Avoiding Citizenship Discrimination: Recent Fines Highlight Need to Review Company I-9 Policies

Last week, a California farm labor contractor agreed to pay the U.S. Department of Justice’s Office of Special Counsel (OSC) a penalty of $320,000 for allegedly discriminating against U.S. permanent residents. The OSC claims that Luis Esparza Services, Inc. required green card holders to present specific documents when verifying their work eligibility because of their citizenship status, in violation of the Immigration and Nationality Act.

Under the law, employers must verify an employee’s identity and work eligibility on Form I-9 within three days of hire. However, employers cannot tell employees which documents to present. Telling employees who are not U.S. citizens that they must present certain documents to show their work eligibility during the hiring process is citizenship status discrimination. For example, when discovering that an employee is a U.S. permanent resident, the employer cannot require that employee to produce his or her green card to establish work eligibility. It’s important to note, though, that only U.S. citizens, permanent residents, refugees and asylees are protected from citizenship status discrimination; this law does not extend to nonimmigrants (such as employees in H-1B status) or individuals who are undocumented.
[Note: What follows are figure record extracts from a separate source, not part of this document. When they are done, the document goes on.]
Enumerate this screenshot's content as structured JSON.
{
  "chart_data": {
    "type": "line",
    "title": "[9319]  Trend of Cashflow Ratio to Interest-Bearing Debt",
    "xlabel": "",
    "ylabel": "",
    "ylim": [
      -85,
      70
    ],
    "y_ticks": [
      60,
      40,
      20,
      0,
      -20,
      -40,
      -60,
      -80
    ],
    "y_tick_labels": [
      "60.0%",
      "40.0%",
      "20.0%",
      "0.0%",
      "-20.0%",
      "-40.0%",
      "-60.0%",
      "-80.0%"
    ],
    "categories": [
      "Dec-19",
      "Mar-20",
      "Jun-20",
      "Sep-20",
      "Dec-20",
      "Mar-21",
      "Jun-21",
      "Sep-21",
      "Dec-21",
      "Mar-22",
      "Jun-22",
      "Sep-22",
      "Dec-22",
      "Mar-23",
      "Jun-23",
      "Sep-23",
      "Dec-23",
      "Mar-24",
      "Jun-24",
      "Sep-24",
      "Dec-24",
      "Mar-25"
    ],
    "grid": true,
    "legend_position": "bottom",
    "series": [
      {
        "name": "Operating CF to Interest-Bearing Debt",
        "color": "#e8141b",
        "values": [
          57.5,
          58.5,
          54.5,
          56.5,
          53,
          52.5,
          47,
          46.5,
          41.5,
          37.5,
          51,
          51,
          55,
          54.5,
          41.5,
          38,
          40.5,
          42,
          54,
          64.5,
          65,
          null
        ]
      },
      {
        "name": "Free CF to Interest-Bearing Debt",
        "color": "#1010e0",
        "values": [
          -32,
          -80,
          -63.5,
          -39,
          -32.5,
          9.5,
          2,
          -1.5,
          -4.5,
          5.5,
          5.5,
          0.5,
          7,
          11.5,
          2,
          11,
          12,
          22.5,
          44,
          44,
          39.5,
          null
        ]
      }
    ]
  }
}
Although it’s not clear whether Luis Esparza Services, Inc. was enrolled in E-Verify, OSC appears to be stepping up its enforcement efforts in part due to access to E-Verify statistics. Based on a 2010 agreement, U.S. Citizenship and Immigration Services refers discrimination matters to the OSC along with relevant information from the E-Verify system. Therefore, if an employer always indicates that U.S. permanent residents verify their employment eligibility by presenting their green cards, this can raise a red flag in E-Verify prompting an investigation.
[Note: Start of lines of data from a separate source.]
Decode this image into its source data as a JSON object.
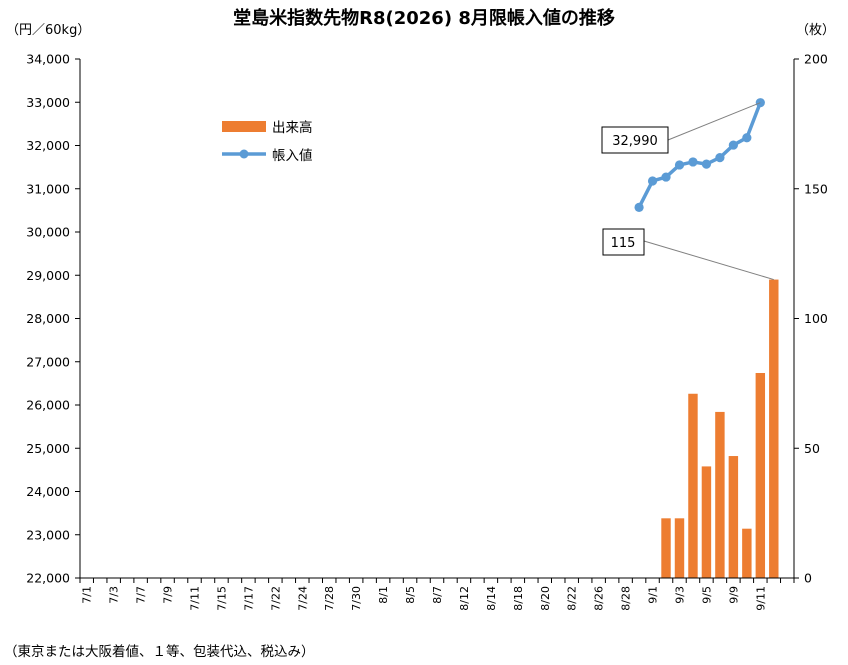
{
  "chart_data": {
    "type": "bar+line",
    "title": "堂島米指数先物R8(2026) 8月限帳入値の推移",
    "left_axis_unit": "（円／60kg）",
    "right_axis_unit": "（枚）",
    "footnote": "（東京または大阪着値、１等、包装代込、税込み）",
    "left_ylim": [
      22000,
      34000
    ],
    "left_ticks": [
      "22,000",
      "23,000",
      "24,000",
      "25,000",
      "26,000",
      "27,000",
      "28,000",
      "29,000",
      "30,000",
      "31,000",
      "32,000",
      "33,000",
      "34,000"
    ],
    "right_ylim": [
      0,
      200
    ],
    "right_ticks": [
      "0",
      "50",
      "100",
      "150",
      "200"
    ],
    "x_tick_labels": [
      "7/1",
      "7/3",
      "7/7",
      "7/9",
      "7/11",
      "7/15",
      "7/17",
      "7/22",
      "7/24",
      "7/28",
      "7/30",
      "8/1",
      "8/5",
      "8/7",
      "8/12",
      "8/14",
      "8/18",
      "8/20",
      "8/22",
      "8/26",
      "8/28",
      "9/1",
      "9/3",
      "9/5",
      "9/9",
      "9/11"
    ],
    "x_tick_slots": [
      0,
      2,
      4,
      6,
      8,
      10,
      12,
      14,
      16,
      18,
      20,
      22,
      24,
      26,
      28,
      30,
      32,
      34,
      36,
      38,
      40,
      42,
      44,
      46,
      48,
      50
    ],
    "slot_count": 53,
    "grid": false,
    "legend_placement": "upper-left inside plot",
    "series": [
      {
        "name": "出来高",
        "type": "bar",
        "axis": "right",
        "color": "#ed7d31",
        "x_slots": [
          41,
          42,
          43,
          44,
          45,
          46,
          47,
          48,
          49,
          50,
          51,
          52
        ],
        "values": [
          0,
          0,
          23,
          23,
          71,
          43,
          64,
          47,
          19,
          79,
          115,
          0
        ]
      },
      {
        "name": "帳入値",
        "type": "line",
        "axis": "left",
        "color": "#5b9bd5",
        "x_slots": [
          41,
          42,
          43,
          44,
          45,
          46,
          47,
          48,
          49,
          50,
          51,
          52
        ],
        "values": [
          30570,
          31180,
          31270,
          31550,
          31620,
          31570,
          31720,
          32010,
          32180,
          32990,
          0,
          0
        ]
      }
    ],
    "annotations": [
      {
        "text": "32,990",
        "target_series": "帳入値",
        "target_index": 9
      },
      {
        "text": "115",
        "target_series": "出来高",
        "target_index": 10
      }
    ]
  }
}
Particularly because of this increased enforcement, Grzeca Law Group encourages employers to have a formal I-9 policy in place, as well as standard operating procedures if the company is enrolled in E-Verify. In addition, employers should regularly train everyone who completes I-9s and enters information into E-Verify to ensure that they aren’t inadvertently violating the law. It can be tough to walk the line between ensuring that employees are eligible to work while also being careful not to discriminate through improper document requests. However, having written policies and a track record of training can show an employer’s good faith effort to comply with the regulations.